What I recall best are my interactions with him during my regular visits to his home in Montreal. During my younger years, I have memories of a man who laughed easily and loved to listen attentively, travel with family, and chase his grandchildren around the garden. Increasingly, during my middle and high school years, he became more fragile and began to develop more significant hearing loss. He struggled to follow discussions around the dinner table, limited his travel to important family events, and was more economical with his movements. He continued to take joy in having individual quiet conversations with his children and grandchildren. He made me feel valued and loved as he asked about my classes, interests, and opinions, sharing his insights, some of his own experiences, and a proud smile. However, his previously impeccable patient and calm demeanor cracked at times when he required help with certain tasks or was nudged by my wonderful grandmother, which left me initially confused.
In his final decade, I was aware of his requirement for a pacemaker, the careful way he and my grandmother crafted his diabetic diet (combined with his diligent exercise routine), his need for a walker and then an electric scooter (on which he was a slight hazard at first) and the help he needed bathing, dressing and other tasks of daily living. He was diagnosed with congestive heart failure, then osteoporosis, macular degeneration and melanoma.

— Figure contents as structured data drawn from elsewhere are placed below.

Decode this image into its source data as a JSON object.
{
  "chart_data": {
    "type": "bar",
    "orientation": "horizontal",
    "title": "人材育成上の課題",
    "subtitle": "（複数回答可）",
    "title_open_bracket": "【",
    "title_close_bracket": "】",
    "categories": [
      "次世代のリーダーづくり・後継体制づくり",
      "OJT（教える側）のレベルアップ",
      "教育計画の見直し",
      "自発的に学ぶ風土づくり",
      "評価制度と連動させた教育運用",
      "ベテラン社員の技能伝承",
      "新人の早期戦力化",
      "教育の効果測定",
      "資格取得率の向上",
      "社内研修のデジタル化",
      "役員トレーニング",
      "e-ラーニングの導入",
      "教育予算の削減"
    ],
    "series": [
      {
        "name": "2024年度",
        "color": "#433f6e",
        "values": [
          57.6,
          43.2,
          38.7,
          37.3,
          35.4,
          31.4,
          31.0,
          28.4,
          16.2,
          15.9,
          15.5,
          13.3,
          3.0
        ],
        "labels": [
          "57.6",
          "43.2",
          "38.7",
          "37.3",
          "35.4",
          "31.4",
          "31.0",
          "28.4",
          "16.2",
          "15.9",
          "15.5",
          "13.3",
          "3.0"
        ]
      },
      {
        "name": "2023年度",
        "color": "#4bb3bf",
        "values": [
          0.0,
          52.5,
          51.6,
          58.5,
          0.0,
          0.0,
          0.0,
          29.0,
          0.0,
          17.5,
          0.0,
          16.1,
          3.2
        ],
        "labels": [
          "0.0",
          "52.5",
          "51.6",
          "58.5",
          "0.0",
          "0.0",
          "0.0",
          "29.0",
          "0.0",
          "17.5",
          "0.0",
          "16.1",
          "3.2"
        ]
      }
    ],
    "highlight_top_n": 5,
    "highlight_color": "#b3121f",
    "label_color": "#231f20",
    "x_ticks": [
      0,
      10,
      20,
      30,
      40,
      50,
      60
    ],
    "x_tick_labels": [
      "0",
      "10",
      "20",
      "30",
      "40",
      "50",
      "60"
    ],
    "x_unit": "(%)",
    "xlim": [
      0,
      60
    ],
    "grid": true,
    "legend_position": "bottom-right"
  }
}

I watched illness wear on my Zadie, unfairly forcing a sharp, capable, and independent man to deal with the daily realities of disease and to accept the help of his multiple physicians, personal support workers, the staff at a nearby rehabilitation centre and others. It challenged his identity. He was a provider unable to perform the tasks he was used to, a scholar unable to engage with his colleagues as he was accustomed to, and a family man less able to lead and physically interact with his loved ones. This frustration, bled into his interactions with his loved ones, with sharper words finding their way forward. With each hospital stay, his physical capacity decreased, and his frustration grew. He had the sheer will to live to support his family with his words, presence, and financial gifts; however, I couldn’t help but acknowledge the sense of peace and lack of pain across his face in hospital after his death. He was finally freed of his body’s limits.
My Zadie helped to form the person I am today. He helped instill the values of family unity, finding joy in small moments, and the critical importance of education and donating to charity, through his example. He taught me one of his most important lessons as he faced physical decline. Through his consistent love and active interest in life, he taught me to look for the person behind the patient trapped in their body or tricked by their mind, to appreciate the small moments and forgive expressions of frustration. The privilege of having known him in his earlier years helped develop this clarity.
I can only hope that, even on the bad days, those who cared for him could see glimpses of the man I knew, that they could see how much joy he brought, how much he had lived and had yet to give. I hope that clerks, residents and staff could see the same funny, lively man I had the privilege of knowing, even under his layers of pain and shame. Being privy to the kindness, curiosity, sense of humor, and love that lived parallel to his frustration has helped me to provide better care to patients I encounter, to bring more sympathy and understanding into the room, and to remember the importance of patience and kindness. To make time to try to see the person in front of me.